Où étaient les membres du M5 RFP pour ne pas dénoncer l'accord de Bamako depuis longtemps ? C'est un accord inter-Maliens sous le leadership de la communauté internationale qui fait partie de son comité de suivi et le dirige. Il a été signé par plusieurs pays étrangers en plus des parties prenantes Maliennes. Par ces faits, quoi qu'on dise cet accord est international. Sangaré a raison, la communauté internationale a l'œil sur cet accord et toutes les parties prenantes Maliennes doivent garantir leurs implications pour son exécution (aux risqes de sanctions) ET être d'accord pour son éventuelle relecture, voir respctivement les articles 2 et 65 de cet accord issu d'un consensus entre parties prenantes Maliennes sous la supervision et le suivi de la communauté internationale. Fanga et Kinguiranke vous vous trompez. On ne peut supprimer à la va vite un Accord international de ce type qui s'auto-protège et qui protège la constitution Malienne par l'article 3 de cet accord.

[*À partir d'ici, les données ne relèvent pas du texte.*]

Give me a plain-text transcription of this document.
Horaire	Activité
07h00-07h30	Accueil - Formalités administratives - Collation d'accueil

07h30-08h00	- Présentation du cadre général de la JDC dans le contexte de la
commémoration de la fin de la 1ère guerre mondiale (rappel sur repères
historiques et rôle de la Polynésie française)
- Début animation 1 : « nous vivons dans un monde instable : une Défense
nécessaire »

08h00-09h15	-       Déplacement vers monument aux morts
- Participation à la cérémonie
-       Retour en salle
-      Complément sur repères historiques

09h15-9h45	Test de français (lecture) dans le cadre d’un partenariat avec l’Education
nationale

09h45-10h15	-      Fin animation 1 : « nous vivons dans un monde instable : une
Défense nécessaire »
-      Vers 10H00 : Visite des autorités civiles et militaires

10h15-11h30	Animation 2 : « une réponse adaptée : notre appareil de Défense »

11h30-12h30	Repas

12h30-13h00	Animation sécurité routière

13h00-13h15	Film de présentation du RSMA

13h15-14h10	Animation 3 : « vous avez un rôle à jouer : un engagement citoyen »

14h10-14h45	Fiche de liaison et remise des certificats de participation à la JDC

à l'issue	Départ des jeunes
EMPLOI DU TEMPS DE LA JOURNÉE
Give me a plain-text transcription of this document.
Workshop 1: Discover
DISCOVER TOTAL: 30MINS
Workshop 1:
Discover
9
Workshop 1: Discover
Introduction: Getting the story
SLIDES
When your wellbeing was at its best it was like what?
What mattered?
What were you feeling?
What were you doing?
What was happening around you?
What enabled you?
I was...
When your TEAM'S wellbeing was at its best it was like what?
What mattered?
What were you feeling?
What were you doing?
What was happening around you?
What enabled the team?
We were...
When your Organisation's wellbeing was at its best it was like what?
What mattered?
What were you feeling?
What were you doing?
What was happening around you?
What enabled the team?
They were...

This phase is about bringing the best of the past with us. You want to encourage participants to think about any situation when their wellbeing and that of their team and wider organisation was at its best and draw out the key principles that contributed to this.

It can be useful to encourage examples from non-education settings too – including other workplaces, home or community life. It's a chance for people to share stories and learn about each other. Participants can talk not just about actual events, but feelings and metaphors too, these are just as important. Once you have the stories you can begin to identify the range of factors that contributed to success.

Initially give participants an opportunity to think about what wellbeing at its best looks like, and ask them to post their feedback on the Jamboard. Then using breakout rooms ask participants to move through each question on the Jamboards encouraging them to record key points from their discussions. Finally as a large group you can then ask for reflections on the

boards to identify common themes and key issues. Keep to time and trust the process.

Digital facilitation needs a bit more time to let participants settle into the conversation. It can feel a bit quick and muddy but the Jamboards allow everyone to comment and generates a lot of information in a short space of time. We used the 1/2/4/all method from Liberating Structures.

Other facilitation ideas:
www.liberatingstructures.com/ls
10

Dr Anasser Ag Rhissa Expert TIC, Gouvernance et Sécurité Email : [email protected] TEL 00227 81204817

O
Observateur il y a 2 ans

C'est une bonne nouvelle pour la stabilité dans la région. Nous exhortons les 2 pays à collaborer dans la transperance et le respect mutuel parce que c'est la voix qui unit les pays dans la paix et la fraternité. Le 1er pays dans la région qui devrait soutenir la nation malienne, c'est l'Algérie. l'Algérie aurait pu même envoyer des soldats pour aider le Mali à combattre le terrorisme. Les maliens ne cherchent que la paix et rien d'autre.